The talk will describe a series of experiments designed to understand how flying insects perceive the world in three dimensions, and navigate safely in it. To a large extent, moment-to-moment navigational cues are derived from the patterns of image motion that are created by the environment in the eyes of the flying insect. For example, distances to objects are gauged in terms of the apparent speeds of motion of the objects' images. Objects are distinguished from backgrounds by sensing the apparent relative motion at the boundary. Narrow gaps are negotiated safely by balancing the apparent speeds of the images in the two eyes. The speed of flight is regulated by holding constant the average image velocity as seen by both eyes. This ensures that flight speed is automatically lowered in cluttered environments, and that thrust is appropriately adjusted to compensate for headwinds and tail winds. Visual cues based on motion are also used to compensate for crosswinds, and to avoid collisions with other flying insects. Bees landing on a horizontal surface hold constant the image velocity of the surface as they approach it, thus automatically ensuring that flight speed is close to zero at touchdown. Bees approaching a vertical surface hold the rate of expansion of the image of the surface constant during the approach, again ensuring smooth docking. Foraging bees gauge distance flown by integrating optic flow: they possess a visually-driven ‘odometer’ that is robust to variations in wind, body weight, energy expenditure, and the properties of the visual environment. Path integration during long-range navigation is accomplished by combining directional information from the bee’s ‘celestial compass’ with the odometric information generated by the optic flow.

We have been using some of the insect-based strategies described above to design, implement and test biologically-inspired algorithms for the guidance of autonomous terrestrial and aerial vehicles. Application to manoeuvres such as visually stabilized hover, gorge navigation, attitude stabilization, and terrain following will be described, if time permits.

Bill Warren (Brown U)

Behavioral dynamics of visually-guided locomotion

How do people generate paths of locomotion through a complex changing environment?
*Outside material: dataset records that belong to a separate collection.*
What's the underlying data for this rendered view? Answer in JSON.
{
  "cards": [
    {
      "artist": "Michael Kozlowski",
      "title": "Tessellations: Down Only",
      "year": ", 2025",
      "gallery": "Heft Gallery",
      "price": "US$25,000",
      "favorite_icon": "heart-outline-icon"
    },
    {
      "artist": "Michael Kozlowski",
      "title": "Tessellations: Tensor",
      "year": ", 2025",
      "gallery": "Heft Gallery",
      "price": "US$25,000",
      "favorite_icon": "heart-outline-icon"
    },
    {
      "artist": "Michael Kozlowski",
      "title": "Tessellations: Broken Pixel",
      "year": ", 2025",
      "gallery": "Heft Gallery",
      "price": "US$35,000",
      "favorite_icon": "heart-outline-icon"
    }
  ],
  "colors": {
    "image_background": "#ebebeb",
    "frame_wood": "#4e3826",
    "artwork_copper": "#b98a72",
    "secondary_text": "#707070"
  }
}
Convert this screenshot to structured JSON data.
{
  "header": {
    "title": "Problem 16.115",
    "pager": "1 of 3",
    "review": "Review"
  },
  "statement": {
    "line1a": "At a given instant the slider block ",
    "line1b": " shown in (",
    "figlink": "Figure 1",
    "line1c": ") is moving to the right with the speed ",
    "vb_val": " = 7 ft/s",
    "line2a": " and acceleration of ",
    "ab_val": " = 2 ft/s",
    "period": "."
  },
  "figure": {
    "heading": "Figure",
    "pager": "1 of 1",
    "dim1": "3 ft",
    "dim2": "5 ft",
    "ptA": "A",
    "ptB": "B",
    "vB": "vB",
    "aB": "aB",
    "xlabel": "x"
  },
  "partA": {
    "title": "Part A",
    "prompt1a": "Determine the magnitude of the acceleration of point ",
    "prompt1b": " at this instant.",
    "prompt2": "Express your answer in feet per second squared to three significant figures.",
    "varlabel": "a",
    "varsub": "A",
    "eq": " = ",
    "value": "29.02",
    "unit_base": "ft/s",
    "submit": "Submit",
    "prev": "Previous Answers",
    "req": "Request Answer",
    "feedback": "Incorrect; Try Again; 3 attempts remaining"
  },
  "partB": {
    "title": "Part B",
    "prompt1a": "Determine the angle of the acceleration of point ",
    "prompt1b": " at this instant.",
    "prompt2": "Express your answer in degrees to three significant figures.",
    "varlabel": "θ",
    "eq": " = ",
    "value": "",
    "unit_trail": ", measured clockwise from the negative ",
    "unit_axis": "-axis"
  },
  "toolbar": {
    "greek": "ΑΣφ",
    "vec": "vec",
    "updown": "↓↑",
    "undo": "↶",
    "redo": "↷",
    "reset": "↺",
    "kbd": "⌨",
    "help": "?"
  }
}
Behavioral dynamics studies how stable patterns of behavior emerge from the interaction between an agent and its environment, which is typically non-stationary and unfolds over time. In this talk, I will describe our effort to model the dynamics of visually-guided steering, obstacle avoidance, interception, pursuit-evasion, and shadowing, based on experiments in an ambulatory virtual environment. By combining these components, we seek to predict paths of locomotion in more complex situations, and ultimately to model the collective behavior of crowds. The results demonstrate that locomotor paths can be understood as emerging on-line from the agent-environment interaction, making internal models and explicit path planning unnecessary.

Daniel Wolpert (Cambridge U)

Structures and statistics in sensorimotor control

The effortless ease with which humans move our arms, our eyes, even our lips when we speak masks the true complexity of the control processes involved. This is evident when we try to build machines to perform human control tasks. While computers can now beat grandmasters at chess, no computer can yet control a robot to manipulate a chess piece with the dexterity of a six-year-old child. I will review our recent work on how the humans learn to make skilled movements covering probabilistic models of learning, including Bayesian and structural learning, as well as decision making and the revision of decisions in the face of uncertainty.